How Long Does It Take?
It doesn’t take very long to move above the absolute novice level in a discipline. For example, suppose that you have never played chess. With a modest number of minutes of instruction, you can learn the rules of the game. With a little more instruction and practice, you can play the game.
Then, with another 15 years or so of hard work (averaging 30 to 40 hours or more per week) you can get to be about as good as you will ever be. If your natural gifts in this area are high, you will be world class, doing well in international tournaments.
Many people have studied high level experts and how long it took them to become world class. Depending on the discipline, it takes 10 to 15 years or more. It takes good instruction and coaching. It takes a high level of self-discipline.
In most cases, age makes a difference. If you want to be a world-class athlete or scientist, you need to start the years of effort when you are relatively young.
In summary, to become world class in a discipline takes the right combination of both nature and nurture, and it takes many years of hard work aided by good teachers and coaches.
On the other hand, consider the following quote:
“After forty years of intensive research on school learning in the United States as well as abroad, my conclusion is: What any person in the world can learn, almost all persons can learn if provided with appropriate prior and current conditions of learning.” (Benjamin Bloom, Developing Talent in Young People, 1985)

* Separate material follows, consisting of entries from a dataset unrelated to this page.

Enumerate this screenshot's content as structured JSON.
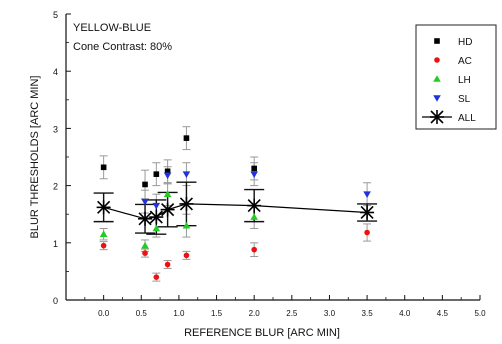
{
  "chart_data": {
    "type": "scatter",
    "annotations": [
      "YELLOW-BLUE",
      "Cone Contrast: 80%"
    ],
    "xlabel": "REFERENCE BLUR [ARC MIN]",
    "ylabel": "BLUR THRESHOLDS [ARC MIN]",
    "xlim": [
      -0.5,
      5.0
    ],
    "ylim": [
      0,
      5
    ],
    "xticks": [
      "0.0",
      "0.5",
      "1.0",
      "1.5",
      "2.0",
      "2.5",
      "3.0",
      "3.5",
      "4.0",
      "4.5",
      "5.0"
    ],
    "xtick_values": [
      0,
      0.5,
      1.0,
      1.5,
      2.0,
      2.5,
      3.0,
      3.5,
      4.0,
      4.5,
      5.0
    ],
    "yticks": [
      "0",
      "1",
      "2",
      "3",
      "4",
      "5"
    ],
    "ytick_values": [
      0,
      1,
      2,
      3,
      4,
      5
    ],
    "grid": false,
    "legend_position": "top-right",
    "series": [
      {
        "name": "HD",
        "color": "#000000",
        "marker": "square",
        "points": [
          {
            "x": 0.0,
            "y": 2.32,
            "err": 0.2
          },
          {
            "x": 0.55,
            "y": 2.02,
            "err": 0.25
          },
          {
            "x": 0.7,
            "y": 2.2,
            "err": 0.2
          },
          {
            "x": 0.85,
            "y": 2.25,
            "err": 0.2
          },
          {
            "x": 1.1,
            "y": 2.83,
            "err": 0.2
          },
          {
            "x": 2.0,
            "y": 2.3,
            "err": 0.2
          }
        ]
      },
      {
        "name": "AC",
        "color": "#ee1111",
        "marker": "circle",
        "points": [
          {
            "x": 0.0,
            "y": 0.95,
            "err": 0.07
          },
          {
            "x": 0.55,
            "y": 0.82,
            "err": 0.07
          },
          {
            "x": 0.7,
            "y": 0.4,
            "err": 0.07
          },
          {
            "x": 0.85,
            "y": 0.62,
            "err": 0.07
          },
          {
            "x": 1.1,
            "y": 0.78,
            "err": 0.07
          },
          {
            "x": 2.0,
            "y": 0.88,
            "err": 0.12
          },
          {
            "x": 3.5,
            "y": 1.18,
            "err": 0.15
          }
        ]
      },
      {
        "name": "LH",
        "color": "#22cc22",
        "marker": "triangle-up",
        "points": [
          {
            "x": 0.0,
            "y": 1.15,
            "err": 0.1
          },
          {
            "x": 0.55,
            "y": 0.95,
            "err": 0.1
          },
          {
            "x": 0.7,
            "y": 1.25,
            "err": 0.15
          },
          {
            "x": 0.85,
            "y": 1.85,
            "err": 0.2
          },
          {
            "x": 1.1,
            "y": 1.3,
            "err": 0.2
          },
          {
            "x": 2.0,
            "y": 1.45,
            "err": 0.2
          }
        ]
      },
      {
        "name": "SL",
        "color": "#2233dd",
        "marker": "triangle-down",
        "points": [
          {
            "x": 0.55,
            "y": 1.72,
            "err": 0.2
          },
          {
            "x": 0.7,
            "y": 1.65,
            "err": 0.2
          },
          {
            "x": 0.85,
            "y": 2.18,
            "err": 0.15
          },
          {
            "x": 1.1,
            "y": 2.2,
            "err": 0.2
          },
          {
            "x": 2.0,
            "y": 2.2,
            "err": 0.2
          },
          {
            "x": 3.5,
            "y": 1.85,
            "err": 0.2
          }
        ]
      },
      {
        "name": "ALL",
        "color": "#000000",
        "marker": "asterisk",
        "line": true,
        "points": [
          {
            "x": 0.0,
            "y": 1.62,
            "err": 0.25
          },
          {
            "x": 0.55,
            "y": 1.42,
            "err": 0.25
          },
          {
            "x": 0.7,
            "y": 1.45,
            "err": 0.3
          },
          {
            "x": 0.85,
            "y": 1.58,
            "err": 0.3
          },
          {
            "x": 1.1,
            "y": 1.68,
            "err": 0.38
          },
          {
            "x": 2.0,
            "y": 1.65,
            "err": 0.28
          },
          {
            "x": 3.5,
            "y": 1.53,
            "err": 0.15
          }
        ]
      }
    ]
  }
}
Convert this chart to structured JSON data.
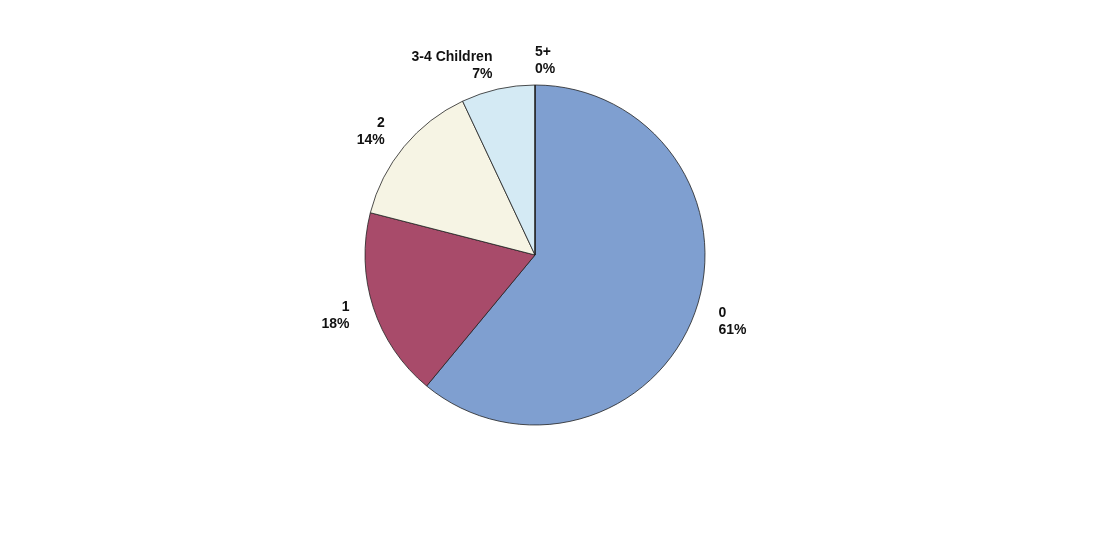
{
  "chart_data": {
    "type": "pie",
    "categories": [
      "0",
      "1",
      "2",
      "3-4 Children",
      "5+"
    ],
    "values": [
      61,
      18,
      14,
      7,
      0
    ],
    "value_labels": [
      "61%",
      "18%",
      "14%",
      "7%",
      "0%"
    ],
    "colors": [
      "#7f9fd0",
      "#a84b6a",
      "#f6f4e4",
      "#d4eaf4",
      "#333333"
    ],
    "legend": false
  }
}
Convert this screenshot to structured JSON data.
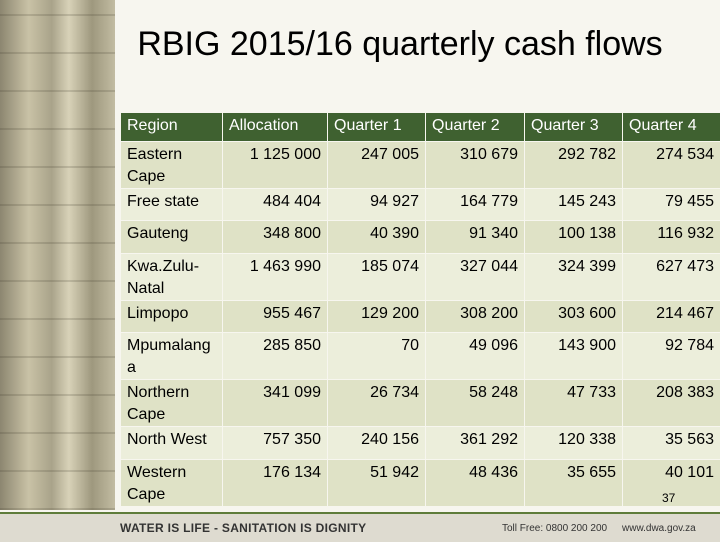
{
  "title": "RBIG 2015/16 quarterly cash flows",
  "table": {
    "columns": [
      "Region",
      "Allocation",
      "Quarter 1",
      "Quarter 2",
      "Quarter 3",
      "Quarter 4"
    ],
    "rows": [
      [
        "Eastern Cape",
        "1 125 000",
        "247 005",
        "310 679",
        "292 782",
        "274 534"
      ],
      [
        "Free state",
        "484 404",
        "94 927",
        "164 779",
        "145 243",
        "79 455"
      ],
      [
        "Gauteng",
        "348 800",
        "40 390",
        "91 340",
        "100 138",
        "116 932"
      ],
      [
        "Kwa.Zulu-Natal",
        "1 463 990",
        "185 074",
        "327 044",
        "324 399",
        "627 473"
      ],
      [
        "Limpopo",
        "955 467",
        "129 200",
        "308 200",
        "303 600",
        "214 467"
      ],
      [
        "Mpumalanga",
        "285 850",
        "70",
        "49 096",
        "143 900",
        "92 784"
      ],
      [
        "Northern Cape",
        "341 099",
        "26 734",
        "58 248",
        "47 733",
        "208 383"
      ],
      [
        "North West",
        "757 350",
        "240 156",
        "361 292",
        "120 338",
        "35 563"
      ],
      [
        "Western Cape",
        "176 134",
        "51 942",
        "48 436",
        "35 655",
        "40 101"
      ]
    ]
  },
  "page_number": "37",
  "footer": {
    "slogan": "WATER IS LIFE - SANITATION IS DIGNITY",
    "tollfree": "Toll Free: 0800 200 200",
    "website": "www.dwa.gov.za"
  }
}
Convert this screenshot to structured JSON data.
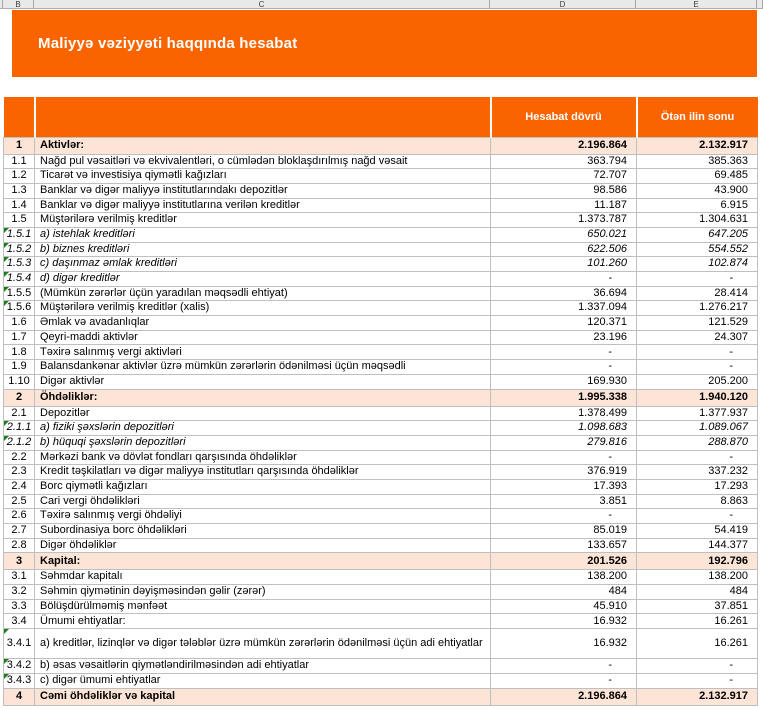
{
  "sheet": {
    "column_letters": [
      "B",
      "C",
      "D",
      "E"
    ]
  },
  "banner": {
    "title": "Maliyyə vəziyyəti haqqında hesabat"
  },
  "colors": {
    "accent_orange": "#fa6400",
    "section_row_bg": "#fce4d6",
    "gridline": "#bfbfbf",
    "error_indicator_green": "#1a801a"
  },
  "table": {
    "header": {
      "col_current": "Hesabat dövrü",
      "col_previous": "Ötən ilin sonu"
    },
    "rows": [
      {
        "num": "1",
        "label": "Aktivlər:",
        "v1": "2.196.864",
        "v2": "2.132.917",
        "type": "section"
      },
      {
        "num": "1.1",
        "label": "Nağd pul vəsaitləri və ekvivalentləri, o cümlədən bloklaşdırılmış nağd vəsait",
        "v1": "363.794",
        "v2": "385.363"
      },
      {
        "num": "1.2",
        "label": "Ticarət və investisiya qiymətli kağızları",
        "v1": "72.707",
        "v2": "69.485"
      },
      {
        "num": "1.3",
        "label": "Banklar və digər maliyyə institutlarındakı depozitlər",
        "v1": "98.586",
        "v2": "43.900"
      },
      {
        "num": "1.4",
        "label": "Banklar və digər maliyyə institutlarına verilən kreditlər",
        "v1": "11.187",
        "v2": "6.915"
      },
      {
        "num": "1.5",
        "label": "Müştərilərə verilmiş kreditlər",
        "v1": "1.373.787",
        "v2": "1.304.631"
      },
      {
        "num": "1.5.1",
        "label": "a) istehlak kreditləri",
        "v1": "650.021",
        "v2": "647.205",
        "italic": true,
        "marker": true
      },
      {
        "num": "1.5.2",
        "label": "b) biznes kreditləri",
        "v1": "622.506",
        "v2": "554.552",
        "italic": true,
        "marker": true
      },
      {
        "num": "1.5.3",
        "label": "c) daşınmaz əmlak kreditləri",
        "v1": "101.260",
        "v2": "102.874",
        "italic": true,
        "marker": true
      },
      {
        "num": "1.5.4",
        "label": "d) digər kreditlər",
        "v1": "-",
        "v2": "-",
        "italic": true,
        "marker": true
      },
      {
        "num": "1.5.5",
        "label": "(Mümkün zərərlər üçün yaradılan məqsədli ehtiyat)",
        "v1": "36.694",
        "v2": "28.414",
        "marker": true
      },
      {
        "num": "1.5.6",
        "label": "Müştərilərə verilmiş kreditlər (xalis)",
        "v1": "1.337.094",
        "v2": "1.276.217",
        "marker": true
      },
      {
        "num": "1.6",
        "label": "Əmlak və avadanlıqlar",
        "v1": "120.371",
        "v2": "121.529"
      },
      {
        "num": "1.7",
        "label": "Qeyri-maddi aktivlər",
        "v1": "23.196",
        "v2": "24.307"
      },
      {
        "num": "1.8",
        "label": "Təxirə salınmış vergi aktivləri",
        "v1": "-",
        "v2": "-"
      },
      {
        "num": "1.9",
        "label": "Balansdankənar aktivlər üzrə mümkün zərərlərin ödənilməsi üçün məqsədli",
        "v1": "-",
        "v2": "-"
      },
      {
        "num": "1.10",
        "label": "Digər aktivlər",
        "v1": "169.930",
        "v2": "205.200"
      },
      {
        "num": "2",
        "label": "Öhdəliklər:",
        "v1": "1.995.338",
        "v2": "1.940.120",
        "type": "section"
      },
      {
        "num": "2.1",
        "label": "Depozitlər",
        "v1": "1.378.499",
        "v2": "1.377.937"
      },
      {
        "num": "2.1.1",
        "label": "a) fiziki şəxslərin depozitləri",
        "v1": "1.098.683",
        "v2": "1.089.067",
        "italic": true,
        "marker": true
      },
      {
        "num": "2.1.2",
        "label": "b) hüquqi şəxslərin depozitləri",
        "v1": "279.816",
        "v2": "288.870",
        "italic": true,
        "marker": true
      },
      {
        "num": "2.2",
        "label": "Mərkəzi bank və dövlət fondları qarşısında öhdəliklər",
        "v1": "-",
        "v2": "-"
      },
      {
        "num": "2.3",
        "label": "Kredit təşkilatları və digər maliyyə institutları qarşısında öhdəliklər",
        "v1": "376.919",
        "v2": "337.232"
      },
      {
        "num": "2.4",
        "label": "Borc qiymətli kağızları",
        "v1": "17.393",
        "v2": "17.293"
      },
      {
        "num": "2.5",
        "label": "Cari vergi öhdəlikləri",
        "v1": "3.851",
        "v2": "8.863"
      },
      {
        "num": "2.6",
        "label": "Təxirə salınmış vergi öhdəliyi",
        "v1": "-",
        "v2": "-"
      },
      {
        "num": "2.7",
        "label": "Subordinasiya borc öhdəlikləri",
        "v1": "85.019",
        "v2": "54.419"
      },
      {
        "num": "2.8",
        "label": "Digər öhdəliklər",
        "v1": "133.657",
        "v2": "144.377"
      },
      {
        "num": "3",
        "label": "Kapital:",
        "v1": "201.526",
        "v2": "192.796",
        "type": "section"
      },
      {
        "num": "3.1",
        "label": "Səhmdar kapitalı",
        "v1": "138.200",
        "v2": "138.200"
      },
      {
        "num": "3.2",
        "label": "Səhmin qiymətinin dəyişməsindən gəlir (zərər)",
        "v1": "484",
        "v2": "484"
      },
      {
        "num": "3.3",
        "label": "Bölüşdürülməmiş mənfəət",
        "v1": "45.910",
        "v2": "37.851"
      },
      {
        "num": "3.4",
        "label": "Ümumi ehtiyatlar:",
        "v1": "16.932",
        "v2": "16.261"
      },
      {
        "num": "3.4.1",
        "label": "a) kreditlər, lizinqlər və digər tələblər üzrə mümkün zərərlərin ödənilməsi üçün adi ehtiyatlar",
        "v1": "16.932",
        "v2": "16.261",
        "marker": true,
        "tall": true
      },
      {
        "num": "3.4.2",
        "label": "b) əsas vəsaitlərin qiymətləndirilməsindən adi ehtiyatlar",
        "v1": "-",
        "v2": "-",
        "marker": true
      },
      {
        "num": "3.4.3",
        "label": "c) digər ümumi ehtiyatlar",
        "v1": "-",
        "v2": "-",
        "marker": true
      },
      {
        "num": "4",
        "label": "Cəmi öhdəliklər və kapital",
        "v1": "2.196.864",
        "v2": "2.132.917",
        "type": "section"
      }
    ]
  }
}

What this says is you can get to be pretty good at almost anything you want to do. The opportunities are there. It is up to you to put in the time and effort to take advantage of the opportunities.
Final Remarks
You have natural gifts in many different areas. You can develop these gifts through study and practice.
Our school system selects some areas in which it wants all students to develop their gifts. Thus, for example, it feels that all students should learn reading, writing, and arithmetic. It feels that all students should learn science and social science. It feels that all students should develop skills in interacting with other people and become responsible adults.
Schools touch on only a few of the areas in which you might want to develop your natural gifts. You have ample time and energy to develop personally useful levels of expertise in many different areas. You get to decide what areas you will pursue.
Questions to Ponder
1. Do you sometimes feel “bored?” If so, what do you do when you are bored? Do you “waste” the time and opportunity? Or, do you spend time exploring new disciplines, developing new areas of expertise?
2. Think about two or three areas in which you are pretty good. Estimate how many hours you have spent achieving your current level of expertise in each of these areas.
3. Name and think about at least one thing in this chapter that you found interesting and relevant to your life. (If you can’t do this, you are probably wasting your time reading this book.)